Olho para o espelho no teto, típico em quartos de motéis, me vejo, em um traje que nunca imaginei usar, que, se visto em outro alguém, diria que não é algo apropriado para nenhum tipo de ocasião ou corpo, algo que traria o peso de um olhar com desprezo. De que outra maneira eu conseguiria oito mil reais por mês?
Eu não tenho coragem, sinto uma avassaladora vontade de fugir correndo, porém, não movo um músculo, lágrimas de medo e desgosto começam a escorrer em meu rosto, coloco as mãos em minha cabeça, como se aquilo fosse me ajudar a encontrar uma solução.
Ouço o barulho da porta, em seguida passos, graças à toda aquela confusão de sentimentos, eu acabei por continuar ali chorando, eu não podia conter aquilo. O som dos passos foi tornando-se mais alto, meu coração acelerava cada vez mais, os segundos pareciam horas, até que, percebo a figura de um homem, a se agachar em minha frente, por mais abaixado meu rosto estivesse, eu ainda podia analisar suas características; ele vestia uma jaqueta de couro preta sobre uma camisa listrada, e um jeans escuro, tinha cabelos muito bem penteados, a barba por fazer, e usava um óculos modelo aviador, seu rosto tinha traços jovens, sua pele era impecavelmente lisa, sua aparência poderia facilmente me lembrar um anjo.

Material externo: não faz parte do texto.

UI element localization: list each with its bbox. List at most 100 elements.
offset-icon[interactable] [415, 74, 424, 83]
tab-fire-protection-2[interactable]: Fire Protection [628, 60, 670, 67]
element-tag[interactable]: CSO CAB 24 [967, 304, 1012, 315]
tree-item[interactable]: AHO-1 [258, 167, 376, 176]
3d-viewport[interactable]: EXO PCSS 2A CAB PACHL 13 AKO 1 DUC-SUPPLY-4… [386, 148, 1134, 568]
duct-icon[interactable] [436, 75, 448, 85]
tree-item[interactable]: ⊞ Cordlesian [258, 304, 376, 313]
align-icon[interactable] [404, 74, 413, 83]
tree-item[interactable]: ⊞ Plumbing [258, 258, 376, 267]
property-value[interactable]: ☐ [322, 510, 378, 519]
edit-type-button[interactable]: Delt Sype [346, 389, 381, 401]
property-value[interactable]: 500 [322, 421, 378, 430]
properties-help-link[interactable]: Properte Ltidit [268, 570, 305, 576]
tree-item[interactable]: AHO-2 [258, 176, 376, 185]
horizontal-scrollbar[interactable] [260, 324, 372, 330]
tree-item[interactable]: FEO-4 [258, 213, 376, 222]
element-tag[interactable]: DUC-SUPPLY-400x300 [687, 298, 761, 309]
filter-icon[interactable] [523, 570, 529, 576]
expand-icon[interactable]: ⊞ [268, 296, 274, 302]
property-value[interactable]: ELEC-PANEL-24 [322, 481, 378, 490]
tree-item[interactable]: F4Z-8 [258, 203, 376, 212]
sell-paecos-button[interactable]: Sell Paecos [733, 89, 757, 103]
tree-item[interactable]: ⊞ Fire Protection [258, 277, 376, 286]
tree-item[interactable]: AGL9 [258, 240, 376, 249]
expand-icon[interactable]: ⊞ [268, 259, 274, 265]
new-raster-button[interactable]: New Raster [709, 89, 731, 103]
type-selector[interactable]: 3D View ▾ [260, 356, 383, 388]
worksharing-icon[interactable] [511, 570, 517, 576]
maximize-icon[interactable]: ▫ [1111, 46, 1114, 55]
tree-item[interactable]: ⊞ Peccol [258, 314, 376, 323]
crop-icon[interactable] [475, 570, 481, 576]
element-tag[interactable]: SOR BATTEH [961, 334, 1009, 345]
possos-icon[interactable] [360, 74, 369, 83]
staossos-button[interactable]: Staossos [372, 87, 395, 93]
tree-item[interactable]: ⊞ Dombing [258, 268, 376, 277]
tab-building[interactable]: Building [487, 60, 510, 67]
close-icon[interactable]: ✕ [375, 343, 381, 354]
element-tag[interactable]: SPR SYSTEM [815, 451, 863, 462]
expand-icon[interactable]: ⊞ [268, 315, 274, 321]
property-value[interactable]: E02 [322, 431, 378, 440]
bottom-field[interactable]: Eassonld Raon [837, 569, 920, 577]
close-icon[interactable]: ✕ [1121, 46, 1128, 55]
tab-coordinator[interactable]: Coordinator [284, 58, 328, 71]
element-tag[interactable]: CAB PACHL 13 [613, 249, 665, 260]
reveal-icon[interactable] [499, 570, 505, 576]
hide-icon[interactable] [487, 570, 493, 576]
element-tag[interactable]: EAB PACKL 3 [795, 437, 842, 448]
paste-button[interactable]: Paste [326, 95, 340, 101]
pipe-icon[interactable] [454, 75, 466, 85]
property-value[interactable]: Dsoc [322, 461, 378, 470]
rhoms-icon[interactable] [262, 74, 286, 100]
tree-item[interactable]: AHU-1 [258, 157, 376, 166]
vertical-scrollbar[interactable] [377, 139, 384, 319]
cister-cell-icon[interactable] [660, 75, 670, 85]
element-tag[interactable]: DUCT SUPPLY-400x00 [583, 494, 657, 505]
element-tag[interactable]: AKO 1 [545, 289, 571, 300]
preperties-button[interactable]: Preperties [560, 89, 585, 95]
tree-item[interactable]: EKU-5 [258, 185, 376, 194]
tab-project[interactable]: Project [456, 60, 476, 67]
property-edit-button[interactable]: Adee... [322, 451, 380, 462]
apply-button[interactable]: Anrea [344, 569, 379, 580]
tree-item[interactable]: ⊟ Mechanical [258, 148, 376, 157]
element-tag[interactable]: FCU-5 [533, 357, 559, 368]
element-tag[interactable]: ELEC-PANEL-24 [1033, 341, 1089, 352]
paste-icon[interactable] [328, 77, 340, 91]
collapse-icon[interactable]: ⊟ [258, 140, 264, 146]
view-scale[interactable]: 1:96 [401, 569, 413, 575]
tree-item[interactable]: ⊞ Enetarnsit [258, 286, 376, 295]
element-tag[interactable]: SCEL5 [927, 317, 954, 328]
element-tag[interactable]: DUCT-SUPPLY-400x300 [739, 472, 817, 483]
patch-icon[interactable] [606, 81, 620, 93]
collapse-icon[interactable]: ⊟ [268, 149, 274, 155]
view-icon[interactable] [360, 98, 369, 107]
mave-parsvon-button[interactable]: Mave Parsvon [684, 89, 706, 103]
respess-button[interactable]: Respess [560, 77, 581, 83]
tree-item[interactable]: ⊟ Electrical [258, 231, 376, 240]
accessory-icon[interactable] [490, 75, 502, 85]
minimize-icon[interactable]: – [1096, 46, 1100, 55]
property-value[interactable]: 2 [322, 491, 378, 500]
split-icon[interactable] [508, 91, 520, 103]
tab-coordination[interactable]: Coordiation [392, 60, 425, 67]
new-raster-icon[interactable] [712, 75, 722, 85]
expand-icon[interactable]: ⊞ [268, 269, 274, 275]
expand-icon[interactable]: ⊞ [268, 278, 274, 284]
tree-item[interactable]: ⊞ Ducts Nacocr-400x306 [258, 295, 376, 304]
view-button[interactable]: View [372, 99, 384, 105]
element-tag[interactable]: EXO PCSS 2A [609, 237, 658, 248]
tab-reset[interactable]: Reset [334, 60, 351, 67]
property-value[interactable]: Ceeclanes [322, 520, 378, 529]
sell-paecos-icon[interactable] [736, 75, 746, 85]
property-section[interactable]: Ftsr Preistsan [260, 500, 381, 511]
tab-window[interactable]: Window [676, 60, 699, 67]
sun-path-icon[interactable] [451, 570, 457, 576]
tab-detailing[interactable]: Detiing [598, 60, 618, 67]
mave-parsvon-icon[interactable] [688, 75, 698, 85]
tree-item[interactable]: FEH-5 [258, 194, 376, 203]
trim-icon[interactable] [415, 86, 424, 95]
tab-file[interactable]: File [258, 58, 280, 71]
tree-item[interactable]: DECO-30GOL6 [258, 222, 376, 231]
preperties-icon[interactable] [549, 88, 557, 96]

–Ei, o que foi? –ele segurou meu queixo, levantando assim meu rosto, e limpou uma lágrima.

–Isso, eu não posso... —a tentativa de conter o choro foi falha.

– O que você não pode, minha querida? —ele deslizou seus dedos novamente até meu queixo.

–Transar, com você, eu não te conheço, eu não quero! —afastei-o bruscamente.

– Nós não precisamos transar — Ele se sentou ao meu lado na cama.

Eu já não sabia se devia sair dali ou continuar chorando, as duas coisas teriam o mesmo fim, eu chorando com nojo de quem, ou melhor, o que sou.

– Como você se chama? — Ele indagou e eu permaneci em silêncio — Valeria, Viviane, Vivian...?

Limpei algumas lágrimas de meu rosto e segurei o pingente de meu colar, que era nada mais que um "V", uma das poucas recordações de minha infância, que certamente foi a parte mais feliz de minha vida, talvez até a única.

– Valen... Tina —eu não devo explicações para um estranho, não tenho noção do porquê respondi.

– Mas que belo nome, eu sou Daniel, prazer — Ele estendeu a mão, mas foi a abaixando aos poucos, envergonhado por eu não ter correspondido — O que lhe traz aqui menina? —ele colocou ambas as mãos em seus joelhos.

– O que... Lhe traz aqui? — Levantei meu rosto e passei a fitar uma luminária distante.

– Bom, o que me traz aqui você sabe, agora, o que você está fazendo aqui não sei, claramente não procura o mesmo que eu —ele, como eu, visava algo distante também.

– Eu não queria ter escolhido isso... Eu não tenho outra opção...

– Você é uma moça nova, bonita, e pelo jeito inteligente também, realmente não precisa disto, outro "emprego" não seria a solução?